Earlier in his speech, Bhugra revealed the World Psychiatric Association had just completed a global survey of 193 countries, which threw up shocking results. These included that people with mental illness could vote in just 11 percent of the countries surveyed, that they enjoyed no employment rights in more than half the countries, and that 42 percent of the nations prevented those with mental illness from entering into any kind of contract, including signing a will or inheriting property.

“There are people from 92 countries here, more than half the number of countries that participated in the survey. I appeal to you all to use any power you have to change attitudes, to make sure those with mental illness are able to lead fully functional lives in communities without discrimination and stigma. Let the movement begin here,” the professor urged.

Saxena added, meanwhile, that the WHO had the necessary ammunition in the form of research and statistics, to back anyone fighting the battle for better mental health services and facilities.

They had proved, he told delegates, that any investment in mental health was just that – an investment, rather than a drain on resources.

“Every effort in mental health pays back much more than the investment.

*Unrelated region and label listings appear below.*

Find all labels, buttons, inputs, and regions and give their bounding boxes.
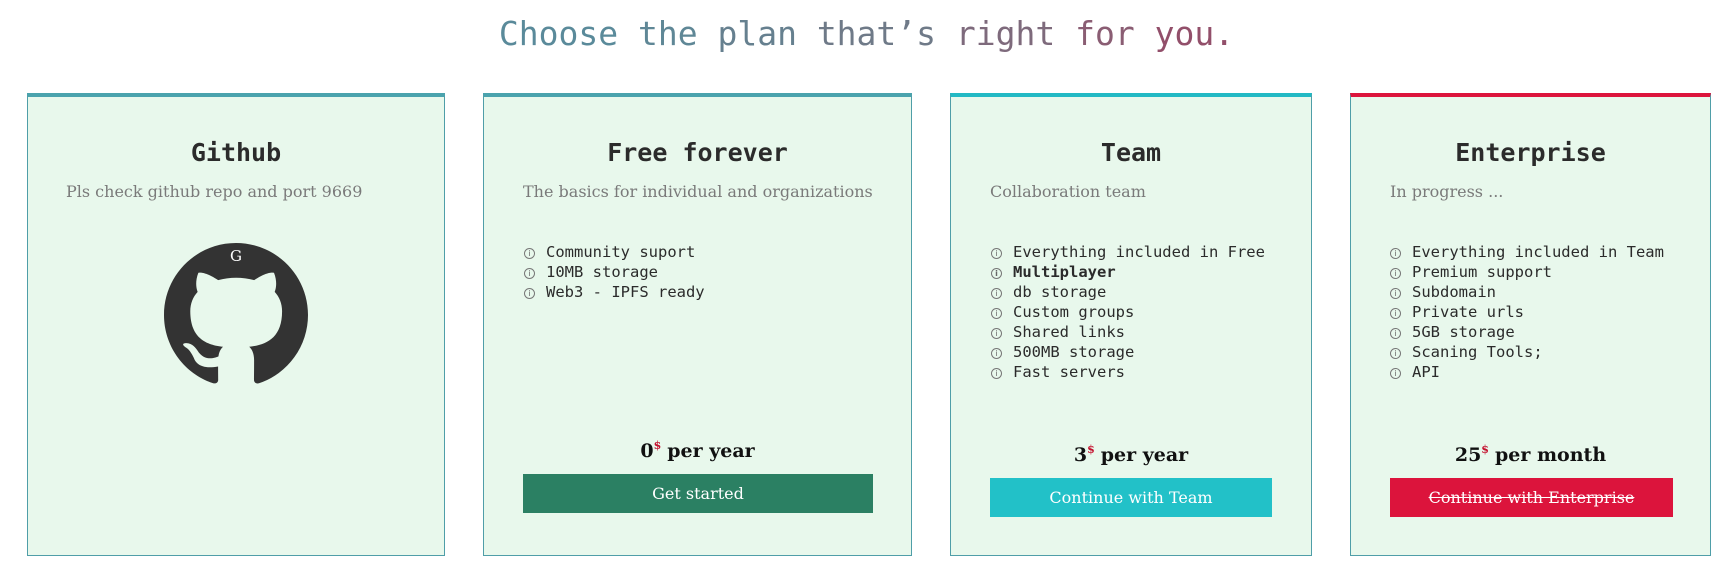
feature-label: Community suport [546,243,696,261]
price: 3$ per year [951,437,1311,468]
feature-label: Everything included in Team [1412,243,1664,261]
headline-word: plan [717,14,817,53]
feature-item: i API [1390,362,1664,382]
feature-label: Web3 - IPFS ready [546,283,705,301]
feature-item: i 5GB storage [1390,322,1664,342]
feature-label: Fast servers [1013,363,1125,381]
card-title: Team [1100,138,1162,167]
plan-card-free: Free forever The basics for individual a… [483,93,912,556]
info-icon: i [524,288,535,299]
price: 25$ per month [1351,437,1710,468]
card-title: Github [190,138,282,167]
info-icon: i [1390,288,1401,299]
github-octocat-icon: G [164,243,308,387]
price-period: per year [667,440,755,462]
feature-item: i Premium support [1390,262,1664,282]
continue-with-team-button[interactable]: Continue with Team [990,478,1272,517]
feature-item: i Everything included in Team [1390,242,1664,262]
page-headline: Choose the plan that’s right for you. [0,12,1733,56]
price-currency: $ [1087,443,1095,456]
feature-label: Multiplayer [1013,263,1116,281]
price-amount: 3 [1073,444,1088,466]
price-period: per year [1100,444,1189,466]
card-subtitle: In progress ... [1390,182,1504,201]
info-icon: i [1390,328,1401,339]
feature-label: Shared links [1013,323,1125,341]
feature-label: 10MB storage [546,263,658,281]
info-icon: i [991,268,1002,279]
feature-item: i Subdomain [1390,282,1664,302]
feature-item: i Custom groups [991,302,1265,322]
price: 0$ per year [484,433,911,464]
price-currency: $ [1481,443,1489,456]
feature-label: 500MB storage [1013,343,1135,361]
card-subtitle: Pls check github repo and port 9669 [66,182,363,201]
feature-item: i Multiplayer [991,262,1265,282]
feature-list: i Everything included in Free i Multiplaye… [991,242,1265,382]
feature-label: Everything included in Free [1013,243,1265,261]
info-icon: i [1390,308,1401,319]
feature-label: Private urls [1412,303,1524,321]
feature-list: i Everything included in Team i Premium su… [1390,242,1664,382]
price-period: per month [1494,444,1607,466]
card-subtitle: The basics for individual and organizati… [523,182,873,201]
feature-label: Subdomain [1412,283,1496,301]
info-icon: i [1390,248,1401,259]
info-icon: i [991,288,1002,299]
headline-word: that’s [816,14,956,53]
headline-word: Choose [498,14,638,53]
feature-label: 5GB storage [1412,323,1515,341]
card-title: Free forever [607,138,788,167]
headline-word: the [637,14,718,53]
feature-label: API [1412,363,1440,381]
continue-with-enterprise-button[interactable]: Continue with Enterprise [1390,478,1673,517]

We have evidence of that and we will give you that ammunition you need,” he said.

Addressing the case for Africa specifically, Dlamini-Zuma pointed to WHO statistics which indicated that 40.5 percent of countries globally had no mental health policy, in spite of estimates that one in every four people would suffer a mental health condition.

While there were an average nine psychiatrists to every 100 000 people in the west, the comparative figure for the African region was just 0,05 per 100 000 people.

“We need a pan-African movement to ensure there is no discrimination against mental health patients, and we need to develop programmes and proper policies around mental health,” she warned.

As a continent, Africa needed to not only update existing mental health policies and community-based interventions, but to see these formalised at AU level.

With the enormous lack of human resources, Africa also had to find other ways of helping improve mental health, without relying exclusively on psychiatrists.

“In Africa we cannot rely on Western models where there are abundant resources. We need to look at creative ways of using what we have,” Dlamini-Zuma said.

But what should never be lost sight of was the importance of treating mental health patients with dignity, and working to break down the stigma hindering treatment across the globe.

“With health, the economy can’t grow … We can’t do anything without health,” she said.